Tenía tiempo. El tráfico estaba imposible, hora punta, la minera, llovizna y vistas musgosas: un arrebato otoñal en pleno mes de mayo.
Hablarían después. Aquellos eran asuntos serios.
Al llegar a casa guardaría esa especie de folio acartonado, un híbrido de maíz y mantequilla, con las horas y los créditos y los papeles; más papeles. Perder de vista tanta burocracia. Indolencia y pérdida de tiempo. Después el vino y finalmente la conversación aplazada. Qué cosas.

El coche pasó frente a ellos, luego el bulto, el zigzag, primeros reflejos, librando, los gritos de ella, no pasa nada, tranquila, la sombra por la izquierda, el segundo impacto, el arcén, el humo y las nubes grises sobre el verde. Así se quedaría, dentro de sus ojos.
Contarían en letra de imprenta que el chico iba drogado, que se le fue el vehículo de un lado en la frenada, que no controló el adelantamiento, que todo pasó y no supo qué.

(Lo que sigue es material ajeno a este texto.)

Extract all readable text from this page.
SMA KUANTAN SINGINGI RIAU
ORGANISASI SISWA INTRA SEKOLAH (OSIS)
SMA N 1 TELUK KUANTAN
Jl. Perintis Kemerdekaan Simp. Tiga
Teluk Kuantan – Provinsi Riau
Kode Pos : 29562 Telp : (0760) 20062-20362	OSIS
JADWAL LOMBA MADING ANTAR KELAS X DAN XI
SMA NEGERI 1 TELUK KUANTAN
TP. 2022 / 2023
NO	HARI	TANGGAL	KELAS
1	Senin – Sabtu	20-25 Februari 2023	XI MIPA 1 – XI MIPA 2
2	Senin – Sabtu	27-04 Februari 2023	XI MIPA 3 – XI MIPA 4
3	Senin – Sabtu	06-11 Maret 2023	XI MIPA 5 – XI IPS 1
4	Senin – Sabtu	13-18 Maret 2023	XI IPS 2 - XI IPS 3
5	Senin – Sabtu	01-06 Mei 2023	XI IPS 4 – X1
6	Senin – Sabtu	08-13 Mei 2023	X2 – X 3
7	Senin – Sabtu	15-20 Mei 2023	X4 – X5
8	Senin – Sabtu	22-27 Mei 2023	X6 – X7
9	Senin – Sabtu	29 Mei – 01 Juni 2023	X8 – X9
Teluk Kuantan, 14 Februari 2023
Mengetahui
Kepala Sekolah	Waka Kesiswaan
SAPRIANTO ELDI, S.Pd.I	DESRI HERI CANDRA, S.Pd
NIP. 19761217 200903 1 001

Dos semanas después vinieron a vaciar su taquilla. Su amiga Mer encontró las llaves en el fondo del maletín de cuero, junto al cuaderno de tutoría, un impreso normalizado donde aparecía su letra -las eles picudas, las vocales demasiado abiertas, la articulación algo voraz, los puntos de la i entusiastas, como ella-; también había un estuche lleno de lápices, dos justificantes de ausencia de los alumnos Alma Lafuente Moreno y Rodrigo de las Motas Suárez, un libro de Alfaguara todo subrayado, Andrés Neuman, Cómo viajar sin ver, y una servilleta de papel con el grabado bar Purple Rain como marca de agua bajo un pequeño texto, irreconocible el autor, la tinta agrietada, ilegible el contenido. Sólo una pista: no había sido escrito por ella. Ahora ya todo daba igual.
Ya.
Todo.
Mer abrió la taquilla. Sobre los libros de texto, los trabajos y exámenes sin corregir, como una vida abierta, ofendía la delicadeza de aquel paquete. En esa espera resultaba pornográfico; en el duelo, enfrentado a la mirada de la pérdida.
Él ni siquiera estaba allí. En alguna de las aulas, oficiando, disimulando tanta grieta. No pudo reclamar la autoría; tampoco la pena. Sólo esa espesa tristeza que se le coló para siempre; y el grito apretado en el fondo de la garganta, subiendo y bajando, a través de las arterias, ahí, en la angustia enquistada.
Le pareció demasiado hermoso, incendiario entre lo amargo.
Se lo llevó bajo el brazo, junto al resto de sus cosas; en la puerta, el conserje le dio un sobre, “Por favor, no doblar” rezaba una esquina.
Aquí lo sentimos... mucho... Llegó hace una semana. Susurró descansando los ojos en los zapatos de la amiga: parece un certificado.